ASISTENCIA A MISA
El R.P. Martín de Cochem, capuchino,
escribió una notable “Explicación del santo sacrificio de la Misa”, hace ya
mucho tiempo. Entre las muchas reflexiones del autor, merece destacarse su
visión del rito como el de una renovación de toda la vida de Nuestro Señor.

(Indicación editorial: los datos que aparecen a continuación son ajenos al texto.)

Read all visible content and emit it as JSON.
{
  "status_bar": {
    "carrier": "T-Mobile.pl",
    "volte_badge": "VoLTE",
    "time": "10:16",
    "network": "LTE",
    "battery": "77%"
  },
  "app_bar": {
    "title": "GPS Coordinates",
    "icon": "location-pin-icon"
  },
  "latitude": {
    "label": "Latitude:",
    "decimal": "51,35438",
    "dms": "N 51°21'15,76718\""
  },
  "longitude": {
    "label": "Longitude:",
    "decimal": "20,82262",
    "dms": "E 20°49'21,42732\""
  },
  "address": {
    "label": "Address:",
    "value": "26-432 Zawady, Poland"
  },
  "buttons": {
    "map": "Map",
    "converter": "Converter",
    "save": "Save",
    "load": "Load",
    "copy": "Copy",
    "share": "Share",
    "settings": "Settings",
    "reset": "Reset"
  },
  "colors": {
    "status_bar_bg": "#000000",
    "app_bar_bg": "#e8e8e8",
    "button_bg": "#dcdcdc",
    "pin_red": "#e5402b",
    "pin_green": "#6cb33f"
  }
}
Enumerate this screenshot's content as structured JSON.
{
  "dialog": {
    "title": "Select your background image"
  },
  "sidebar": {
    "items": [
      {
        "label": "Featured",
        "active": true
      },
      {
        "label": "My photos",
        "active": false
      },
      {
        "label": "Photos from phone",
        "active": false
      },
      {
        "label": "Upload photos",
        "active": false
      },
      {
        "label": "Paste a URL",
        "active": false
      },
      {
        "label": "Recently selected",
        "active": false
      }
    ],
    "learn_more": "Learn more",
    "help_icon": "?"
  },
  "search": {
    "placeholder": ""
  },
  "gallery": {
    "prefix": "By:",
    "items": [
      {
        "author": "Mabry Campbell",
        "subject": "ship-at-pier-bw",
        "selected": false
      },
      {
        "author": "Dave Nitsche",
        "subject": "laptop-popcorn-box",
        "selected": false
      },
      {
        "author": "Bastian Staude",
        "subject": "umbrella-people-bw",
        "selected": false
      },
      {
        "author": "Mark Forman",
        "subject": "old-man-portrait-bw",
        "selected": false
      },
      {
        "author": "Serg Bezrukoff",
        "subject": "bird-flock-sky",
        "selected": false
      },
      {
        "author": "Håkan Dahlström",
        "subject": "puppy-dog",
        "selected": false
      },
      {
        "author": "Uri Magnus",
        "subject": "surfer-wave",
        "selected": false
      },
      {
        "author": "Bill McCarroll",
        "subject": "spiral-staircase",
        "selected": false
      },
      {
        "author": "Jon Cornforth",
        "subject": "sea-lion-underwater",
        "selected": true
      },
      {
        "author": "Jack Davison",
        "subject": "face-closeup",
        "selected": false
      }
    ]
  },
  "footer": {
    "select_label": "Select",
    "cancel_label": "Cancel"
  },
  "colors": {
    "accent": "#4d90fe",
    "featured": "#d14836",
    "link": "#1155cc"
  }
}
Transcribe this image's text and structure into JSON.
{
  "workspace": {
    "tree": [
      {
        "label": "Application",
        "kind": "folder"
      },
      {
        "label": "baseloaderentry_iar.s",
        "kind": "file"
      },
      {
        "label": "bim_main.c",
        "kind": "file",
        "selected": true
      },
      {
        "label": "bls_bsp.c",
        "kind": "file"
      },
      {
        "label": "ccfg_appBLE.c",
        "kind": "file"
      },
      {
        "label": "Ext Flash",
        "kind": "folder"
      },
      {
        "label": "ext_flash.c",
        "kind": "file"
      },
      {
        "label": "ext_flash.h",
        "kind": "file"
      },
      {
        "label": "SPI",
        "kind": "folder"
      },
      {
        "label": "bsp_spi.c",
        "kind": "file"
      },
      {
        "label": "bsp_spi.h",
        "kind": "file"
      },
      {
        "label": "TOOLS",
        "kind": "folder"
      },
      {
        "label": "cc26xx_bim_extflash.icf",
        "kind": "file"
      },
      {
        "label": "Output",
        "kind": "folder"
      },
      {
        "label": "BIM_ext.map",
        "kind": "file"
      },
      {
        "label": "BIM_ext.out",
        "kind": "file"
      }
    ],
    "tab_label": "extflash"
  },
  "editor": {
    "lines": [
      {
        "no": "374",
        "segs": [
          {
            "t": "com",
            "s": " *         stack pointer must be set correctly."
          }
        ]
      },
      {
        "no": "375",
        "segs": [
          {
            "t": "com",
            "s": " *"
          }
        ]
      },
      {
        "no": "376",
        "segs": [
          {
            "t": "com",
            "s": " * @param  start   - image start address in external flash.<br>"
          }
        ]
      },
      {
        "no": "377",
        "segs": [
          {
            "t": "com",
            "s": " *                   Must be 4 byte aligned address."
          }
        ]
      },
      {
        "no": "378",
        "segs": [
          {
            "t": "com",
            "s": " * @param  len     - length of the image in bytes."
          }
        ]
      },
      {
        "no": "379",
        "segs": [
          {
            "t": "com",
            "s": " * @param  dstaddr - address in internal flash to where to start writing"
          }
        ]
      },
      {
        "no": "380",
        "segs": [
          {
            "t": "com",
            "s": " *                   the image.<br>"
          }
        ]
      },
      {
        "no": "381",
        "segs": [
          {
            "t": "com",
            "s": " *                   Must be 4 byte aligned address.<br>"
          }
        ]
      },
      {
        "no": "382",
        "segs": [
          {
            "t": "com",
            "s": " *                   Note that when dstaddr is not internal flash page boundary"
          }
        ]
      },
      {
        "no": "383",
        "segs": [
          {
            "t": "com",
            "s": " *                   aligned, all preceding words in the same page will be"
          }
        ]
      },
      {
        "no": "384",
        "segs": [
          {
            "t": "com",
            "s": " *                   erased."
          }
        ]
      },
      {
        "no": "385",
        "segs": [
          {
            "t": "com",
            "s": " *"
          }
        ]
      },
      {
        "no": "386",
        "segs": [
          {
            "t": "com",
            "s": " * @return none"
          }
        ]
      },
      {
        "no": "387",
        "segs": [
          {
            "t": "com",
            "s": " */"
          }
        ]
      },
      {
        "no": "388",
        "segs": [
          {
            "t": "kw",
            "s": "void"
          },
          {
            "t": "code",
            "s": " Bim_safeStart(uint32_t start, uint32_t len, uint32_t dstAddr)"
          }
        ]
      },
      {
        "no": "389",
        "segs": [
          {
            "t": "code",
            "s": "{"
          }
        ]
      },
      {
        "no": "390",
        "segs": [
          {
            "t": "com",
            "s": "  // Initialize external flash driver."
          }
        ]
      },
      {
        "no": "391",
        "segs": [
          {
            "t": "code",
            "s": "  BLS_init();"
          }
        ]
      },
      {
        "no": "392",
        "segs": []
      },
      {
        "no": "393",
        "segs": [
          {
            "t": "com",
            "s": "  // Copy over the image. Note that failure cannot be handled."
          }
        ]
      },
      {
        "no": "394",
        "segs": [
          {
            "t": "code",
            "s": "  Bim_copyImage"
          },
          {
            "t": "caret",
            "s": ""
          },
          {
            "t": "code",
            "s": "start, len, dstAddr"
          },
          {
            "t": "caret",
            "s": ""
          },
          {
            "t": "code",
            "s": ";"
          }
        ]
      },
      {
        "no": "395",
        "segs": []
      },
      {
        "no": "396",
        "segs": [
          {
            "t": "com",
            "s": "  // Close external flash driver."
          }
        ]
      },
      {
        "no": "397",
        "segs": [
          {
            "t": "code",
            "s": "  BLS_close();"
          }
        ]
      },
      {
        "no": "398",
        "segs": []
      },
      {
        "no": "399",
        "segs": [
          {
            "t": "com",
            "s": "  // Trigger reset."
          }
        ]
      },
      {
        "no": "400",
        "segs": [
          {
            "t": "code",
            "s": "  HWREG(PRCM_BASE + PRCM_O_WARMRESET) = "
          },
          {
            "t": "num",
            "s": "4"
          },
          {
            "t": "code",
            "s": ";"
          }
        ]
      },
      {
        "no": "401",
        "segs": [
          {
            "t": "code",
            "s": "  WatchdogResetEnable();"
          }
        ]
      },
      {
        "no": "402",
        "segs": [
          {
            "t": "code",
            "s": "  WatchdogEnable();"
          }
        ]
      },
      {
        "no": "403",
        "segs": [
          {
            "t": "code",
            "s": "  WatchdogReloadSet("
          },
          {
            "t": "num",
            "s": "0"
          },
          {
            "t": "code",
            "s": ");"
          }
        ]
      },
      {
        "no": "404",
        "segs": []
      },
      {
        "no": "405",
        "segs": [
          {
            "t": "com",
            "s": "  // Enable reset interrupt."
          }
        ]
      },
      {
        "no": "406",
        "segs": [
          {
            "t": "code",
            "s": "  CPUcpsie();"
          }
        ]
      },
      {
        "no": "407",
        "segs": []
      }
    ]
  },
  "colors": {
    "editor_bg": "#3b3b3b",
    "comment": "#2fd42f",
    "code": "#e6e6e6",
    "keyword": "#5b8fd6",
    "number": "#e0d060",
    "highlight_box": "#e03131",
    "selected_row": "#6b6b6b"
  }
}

Idea bastante antigua, por lo demás, y perfectamente tradicional. Por ejemplo,
Dioniso de Chartres sostiene que “toda la vida de Cristo no fue más que una
sola Misa solemne, en la que Él fue el templo, el altar, el sacerdote y la
víctima”.
Comprendida así la santa Misa, creo que nos
resultará más fácil y provechoso asistir a ella y sacar más fruto espiritual de
nuestra participación en los sagrados misterios. Por cierto, no hay una sola
manera provechosa de asistir a ella. Los seglares podemos usar nuestra
iniciativa y nuestra imaginación para unirnos más íntimamente a nuestro
Redentor. Ofrezco, pues, estas líneas al que quiera aprovecharlas si le ayudan
a seguir mejor la ceremonia litúrgica.
La idea básica radica en acercarse al altar
pensando en que vamos a acompañar a Nuestro Señor en su vida. Dada la ciencia
divina de que gozaba desde entonces, bien podemos estar seguros de que Él lo
sabía y lo tenía en cuenta.
Comencemos por advertir que el sacerdote
ingresa al presbiterio revestido de ornamentos sacerdotales; es decir, de
vestiduras altamente simbólicas. En muchos misales aparece la significación de
cada una de ellas. Invito al lector a releer esas páginas que mucho enseñan.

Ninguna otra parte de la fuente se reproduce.